On 05.02.2017 07:10, Andrew Wesie wrote:
This is a work-around so that Dr7 is initialized to a reasonable value. Before it was just uninitialized memory. The test will fail without the work-around, and shows a todo if Dr7 is zero.
Signed-off-by: Andrew Wesie awesie@gmail.com
dlls/ntdll/signal_x86_64.c | 1 + dlls/ntdll/tests/exception.c | 121 +++++++++++++++++++++++++++++++++++++++++++ 2 files changed, 122 insertions(+)

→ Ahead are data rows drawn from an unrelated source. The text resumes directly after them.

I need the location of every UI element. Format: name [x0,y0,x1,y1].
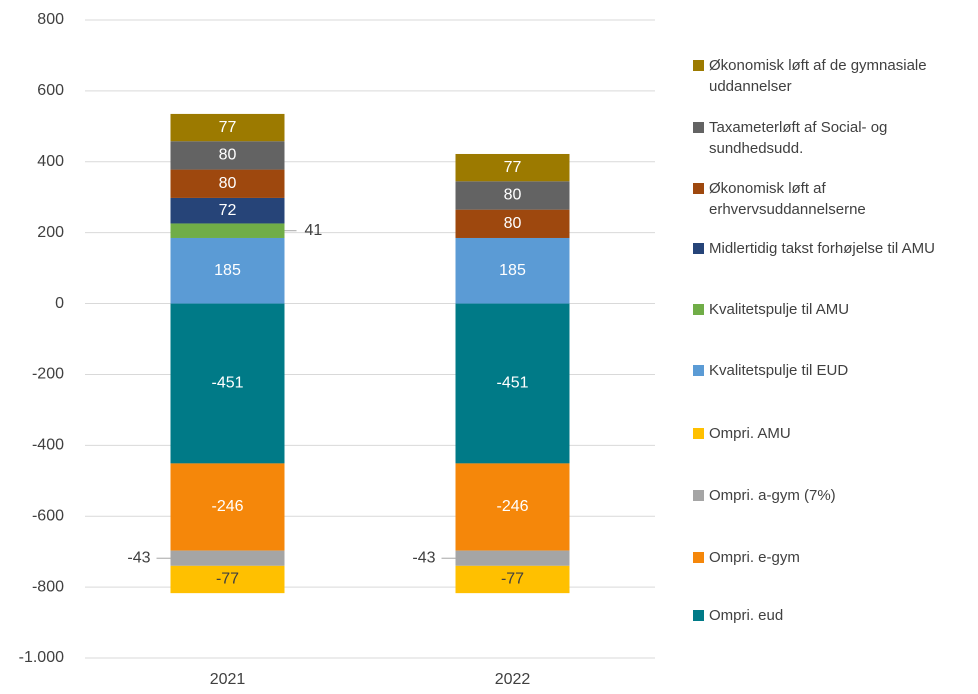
bar-segment [170,550,285,566]
y-tick-label: -400 [32,437,64,454]
legend-item: Midlertidig takst forhøjelse til AMU [693,238,978,259]
data-label: -246 [211,498,243,515]
legend-swatch [693,243,704,254]
legend-label: Ompri. e-gym [709,549,800,566]
data-label: 185 [499,262,526,279]
bar-segment [455,303,570,464]
legend-item: Ompri. AMU [693,423,978,444]
y-tick-label: 600 [37,82,64,99]
legend-swatch [693,60,704,71]
legend-label: Midlertidig takst forhøjelse til AMU [709,240,935,257]
legend-item: Taxameterløft af Social- og sundhedsudd. [693,117,978,159]
legend-label: Taxameterløft af Social- og sundhedsudd. [709,119,888,157]
bar-segment [170,303,285,464]
data-label: 80 [219,175,237,192]
bar-segment [455,153,570,182]
legend-item: Økonomisk løft af de gymnasiale uddannel… [693,55,978,97]
legend-label: Kvalitetspulje til EUD [709,362,849,379]
legend-item: Ompri. eud [693,605,978,626]
legend-label: Kvalitetspulje til AMU [709,301,850,318]
bar-segment [170,565,285,594]
data-label: 77 [504,159,522,176]
legend-swatch [693,365,704,376]
y-tick-label: 200 [37,224,64,241]
data-label: 41 [305,222,323,239]
y-tick-label: 0 [55,295,64,312]
bar-segment [455,550,570,566]
legend-swatch [693,183,704,194]
legend-swatch [693,552,704,563]
legend-label: Ompri. AMU [709,425,791,442]
data-label: -451 [211,375,243,392]
legend-item: Kvalitetspulje til AMU [693,299,978,320]
y-tick-label: 400 [37,153,64,170]
bar-segment [170,169,285,198]
legend-item: Økonomisk løft af erhvervsuddannelserne [693,178,978,220]
data-label: 72 [219,202,237,219]
bar-segment [455,463,570,551]
bar-segment [170,237,285,304]
bar-segment [170,197,285,224]
y-tick-label: 800 [37,11,64,28]
x-tick-label: 2022 [495,671,531,688]
y-tick-label: -800 [32,578,64,595]
data-label: 80 [504,215,522,232]
y-tick-label: -1.000 [19,649,64,666]
data-label: -246 [496,498,528,515]
bar-segment [170,463,285,551]
data-label: 80 [504,187,522,204]
data-label: -43 [127,549,150,566]
bar-segment [455,181,570,210]
data-label: 185 [214,262,241,279]
legend-label: Ompri. eud [709,607,784,624]
legend-swatch [693,122,704,133]
legend-item: Ompri. a-gym (7%) [693,485,978,506]
bar-segment [170,113,285,142]
legend-item: Kvalitetspulje til EUD [693,360,978,381]
bar-segment [455,565,570,594]
legend-label: Ompri. a-gym (7%) [709,487,836,504]
legend-swatch [693,610,704,621]
legend-label: Økonomisk løft af de gymnasiale uddannel… [709,57,927,95]
legend-swatch [693,428,704,439]
y-tick-label: -200 [32,366,64,383]
legend-swatch [693,490,704,501]
data-label: -77 [216,571,239,588]
data-label: -43 [412,549,435,566]
bar-segment [170,223,285,238]
bar-segment [170,141,285,170]
bar-segment [455,237,570,304]
y-tick-label: -600 [32,507,64,524]
data-label: -451 [496,375,528,392]
legend-label: Økonomisk løft af erhvervsuddannelserne [709,180,866,218]
data-label: 80 [219,147,237,164]
legend-item: Ompri. e-gym [693,547,978,568]
x-tick-label: 2021 [210,671,246,688]
legend-swatch [693,304,704,315]
bar-segment [455,209,570,238]
data-label: 77 [219,119,237,136]
data-label: -77 [501,571,524,588]
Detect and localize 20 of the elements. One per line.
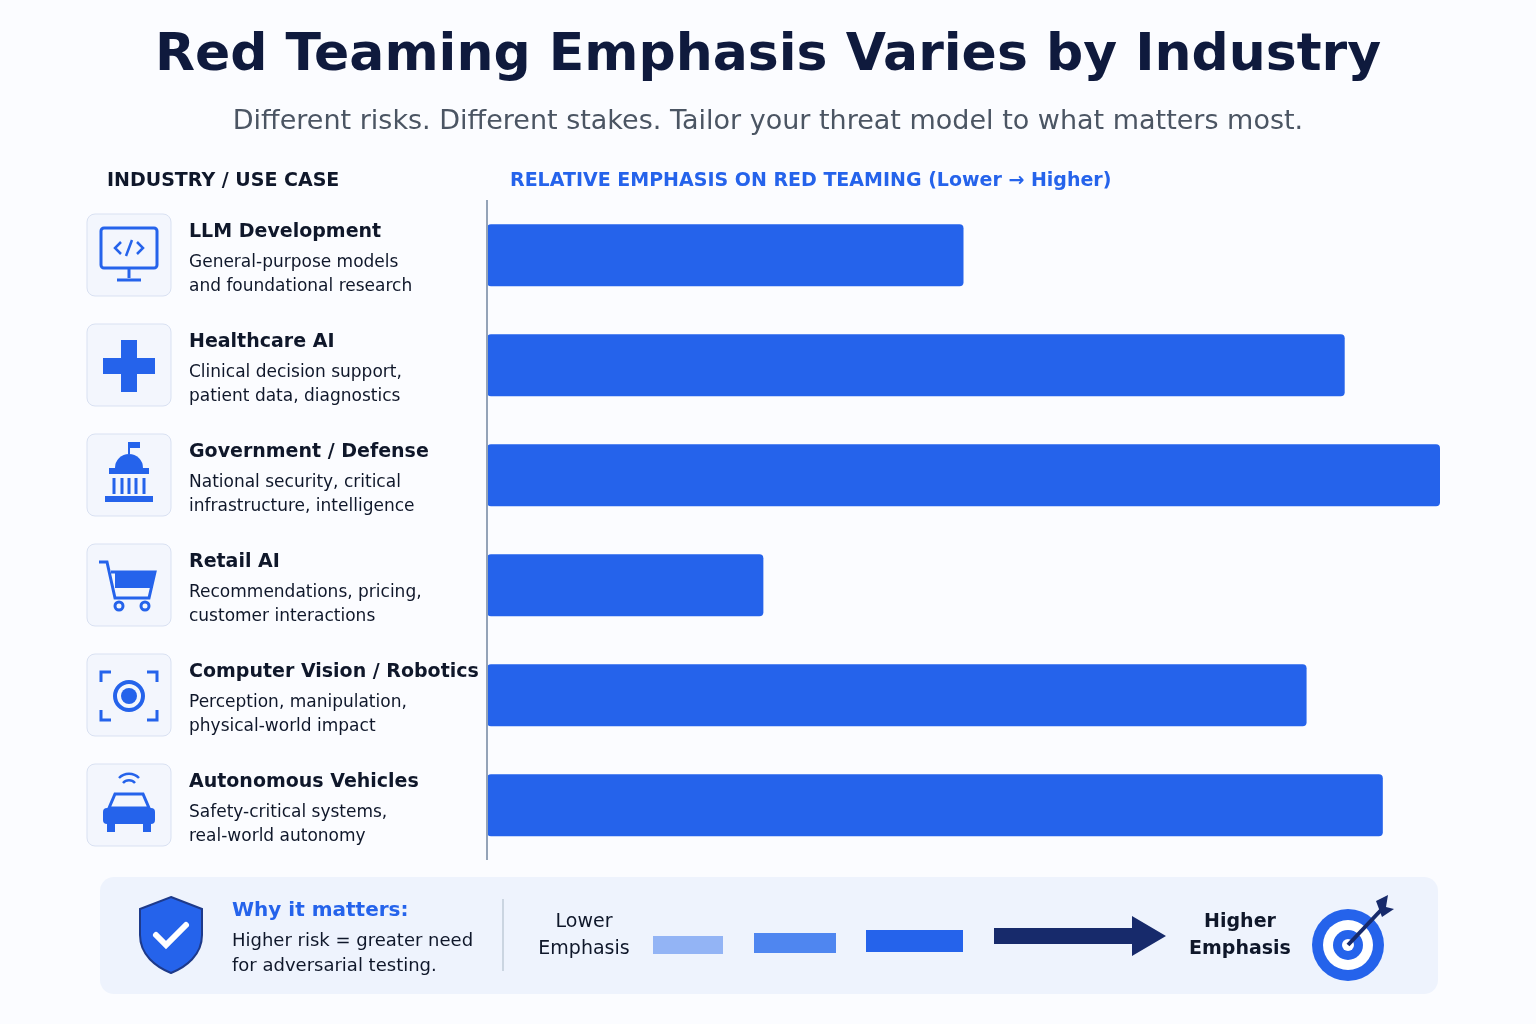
y-tick-label: Retail AI Recommendations, pricing, customer interactions (189, 549, 422, 625)
y-tick-label: Autonomous Vehicles Safety-critical systems, real-world autonomy (189, 769, 419, 845)
y-tick-label: LLM Development General-purpose models and foundational research (189, 219, 413, 295)
y-tick-label: Healthcare AI Clinical decision support, patient data, diagnostics (189, 329, 402, 405)
x-axis-title: RELATIVE EMPHASIS ON RED TEAMING (Lower → Higher) (510, 168, 1112, 190)
bar (487, 664, 1307, 727)
chart-title: Red Teaming Emphasis Varies by Industry (153, 22, 1383, 82)
bar (487, 774, 1383, 837)
bar (487, 444, 1440, 507)
text: Higher risk = greater need for adversarial testing. (232, 928, 474, 977)
y-tick-label: Computer Vision / Robotics Perception, manipulation, physical-world impact (189, 659, 479, 735)
text: Lower Emphasis (537, 908, 631, 960)
bar (487, 554, 764, 617)
chart-subtitle: Different risks. Different stakes. Tailor your threat model to what matters most. (231, 104, 1305, 135)
y-tick-label: Government / Defense National security, critical infrastructure, intelligence (189, 439, 429, 515)
text: Why it matters: (232, 897, 409, 921)
bar (487, 334, 1345, 397)
text: Higher Emphasis (1188, 908, 1292, 960)
bar (487, 224, 964, 287)
text: INDUSTRY / USE CASE (107, 168, 340, 190)
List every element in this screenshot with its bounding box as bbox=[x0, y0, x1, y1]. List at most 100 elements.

diff --git a/dlls/ntdll/signal_x86_64.c b/dlls/ntdll/signal_x86_64.c index f33fe4c..af16cfd 100644 --- a/dlls/ntdll/signal_x86_64.c +++ b/dlls/ntdll/signal_x86_64.c @@ -1692,6 +1692,7 @@ static void save_context( CONTEXT *context, const ucontext_t *sigcontext ) context->u.FltSave = *FPU_sig(sigcontext); context->MxCsr = context->u.FltSave.MxCsr; }
- context->Dr7 = 0;
}
Wouldn't it make more sense to add a proper implementation for all debug registers? We already have the signal_i386 code for an example how to do it, and other functions like NtGetContextThread also support querying the debug registers (even on x86_64).
Best regards, Sebastian
On Sun, Feb 5, 2017 at 12:31 AM, Sebastian Lackner sebastian@fds-team.de wrote:
Wouldn't it make more sense to add a proper implementation for all debug registers? We already have the signal_i386 code for an example how to do it, and other functions like NtGetContextThread also support querying the debug registers (even on x86_64).
I looked at NtGetContextThread and I was wary of adding a server call to save_context.
Looking at the i386 version, it seems that NtGetContextThread caches the debug registers so that save_context doesn't need to do a server call. I can add something similar for x86_64, if there isn't a reason not to.
-Andrew
On 05.02.2017 07:45, Andrew Wesie wrote:
On Sun, Feb 5, 2017 at 12:31 AM, Sebastian Lackner sebastian@fds-team.de wrote:
Wouldn't it make more sense to add a proper implementation for all debug registers? We already have the signal_i386 code for an example how to do it, and other functions like NtGetContextThread also support querying the debug registers (even on x86_64).
I looked at NtGetContextThread and I was wary of adding a server call to save_context.
Looking at the i386 version, it seems that NtGetContextThread caches the debug registers so that save_context doesn't need to do a server call. I can add something similar for x86_64, if there isn't a reason not to.
-Andrew
I think a version similar to how its done on i386 would be perfectly fine. The biggest problem is probably the limited amount of TEB space we have available, but it also shouldn't hurt to use fields after SpareBytes1. If you have any questions, feel free to ask!